During pregnancy, you will have a blood test to find out your blood type and whether your blood has the Rh factor. If your blood lacks the Rh factor, it is called Rh negative. If it has the Rh factor, it is called Rh positive. More people are Rh positive. Problems can arise when the fetus's blood has the Rh factor and the pregnant person's blood does not. These problems can be prevented with early treatment.
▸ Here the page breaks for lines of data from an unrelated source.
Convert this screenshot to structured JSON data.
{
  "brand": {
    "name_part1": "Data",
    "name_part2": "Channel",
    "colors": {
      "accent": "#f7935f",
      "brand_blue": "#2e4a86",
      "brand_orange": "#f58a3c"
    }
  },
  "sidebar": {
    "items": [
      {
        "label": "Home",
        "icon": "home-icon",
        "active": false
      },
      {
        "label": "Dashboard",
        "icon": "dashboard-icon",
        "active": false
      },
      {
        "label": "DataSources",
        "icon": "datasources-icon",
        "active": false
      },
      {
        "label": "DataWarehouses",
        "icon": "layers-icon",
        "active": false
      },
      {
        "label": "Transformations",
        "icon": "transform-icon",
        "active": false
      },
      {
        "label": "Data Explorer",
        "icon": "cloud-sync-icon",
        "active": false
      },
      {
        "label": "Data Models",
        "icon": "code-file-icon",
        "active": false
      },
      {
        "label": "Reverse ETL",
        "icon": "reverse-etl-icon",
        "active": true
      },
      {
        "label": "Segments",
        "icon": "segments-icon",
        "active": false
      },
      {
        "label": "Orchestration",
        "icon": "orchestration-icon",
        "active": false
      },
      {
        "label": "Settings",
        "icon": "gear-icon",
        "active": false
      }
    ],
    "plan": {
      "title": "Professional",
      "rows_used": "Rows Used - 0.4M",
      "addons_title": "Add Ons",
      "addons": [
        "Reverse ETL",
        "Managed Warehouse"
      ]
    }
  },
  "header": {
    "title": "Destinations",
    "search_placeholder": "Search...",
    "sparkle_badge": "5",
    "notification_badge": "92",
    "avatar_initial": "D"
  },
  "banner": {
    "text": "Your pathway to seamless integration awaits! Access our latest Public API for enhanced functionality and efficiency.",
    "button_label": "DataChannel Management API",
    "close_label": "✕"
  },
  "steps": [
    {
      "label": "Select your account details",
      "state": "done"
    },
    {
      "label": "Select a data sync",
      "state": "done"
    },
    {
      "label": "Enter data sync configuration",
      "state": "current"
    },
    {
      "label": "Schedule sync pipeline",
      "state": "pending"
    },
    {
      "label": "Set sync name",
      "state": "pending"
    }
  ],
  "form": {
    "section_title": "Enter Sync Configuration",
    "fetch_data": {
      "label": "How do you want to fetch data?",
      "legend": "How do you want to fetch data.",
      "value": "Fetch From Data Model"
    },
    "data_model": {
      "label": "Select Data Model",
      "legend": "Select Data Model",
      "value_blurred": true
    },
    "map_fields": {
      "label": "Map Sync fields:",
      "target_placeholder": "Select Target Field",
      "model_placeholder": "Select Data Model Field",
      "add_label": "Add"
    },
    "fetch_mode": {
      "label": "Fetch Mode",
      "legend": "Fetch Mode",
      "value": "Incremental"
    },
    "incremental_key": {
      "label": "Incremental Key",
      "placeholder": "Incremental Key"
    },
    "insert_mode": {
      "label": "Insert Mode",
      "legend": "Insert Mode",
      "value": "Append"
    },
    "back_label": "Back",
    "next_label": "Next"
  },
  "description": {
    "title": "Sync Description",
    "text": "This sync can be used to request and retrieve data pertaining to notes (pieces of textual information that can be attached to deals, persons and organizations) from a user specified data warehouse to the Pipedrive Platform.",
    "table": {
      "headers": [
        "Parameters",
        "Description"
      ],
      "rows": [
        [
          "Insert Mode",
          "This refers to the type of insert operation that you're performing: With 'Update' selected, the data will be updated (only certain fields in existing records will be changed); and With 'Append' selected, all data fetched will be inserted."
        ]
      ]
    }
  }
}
If during the course of pregnancy or birth some of the baby’s Rh positive blood enters the pregnant person’s blood stream, the pregnant person’s immune system may form antibodies to eliminate these foreign (baby’s) blood cells. This process is called isoimmunization. Antibodies can then cross the placenta from the pregnant person to baby and begin to attack the baby’s blood cells while the pregnancy continues. The baby will be mildly to severely affected depending on how many blood cells are lost. If isoimmunization occurs at birth, the next baby will be affected.
The virtual elimination of Rh hemolytic disease of the newborn has been possible since the development of Rh-immune globulin (often called RhoGam). Giving RhoGam to the unsensitized person with uterus prevents their body from forming antibodies to Rh positive blood. In the uncomplicated pregnancy, two injections of RhoGam are given, one at approximately 28 weeks gestation, and the second within 72 hours after delivery if the baby is found to be Rh positive. This protects the person with uterus from developing antibodies during pregnancy and birth, increasing protection for the next pregnancy. Less the 1% of those treated with RhoGam develop antibodies.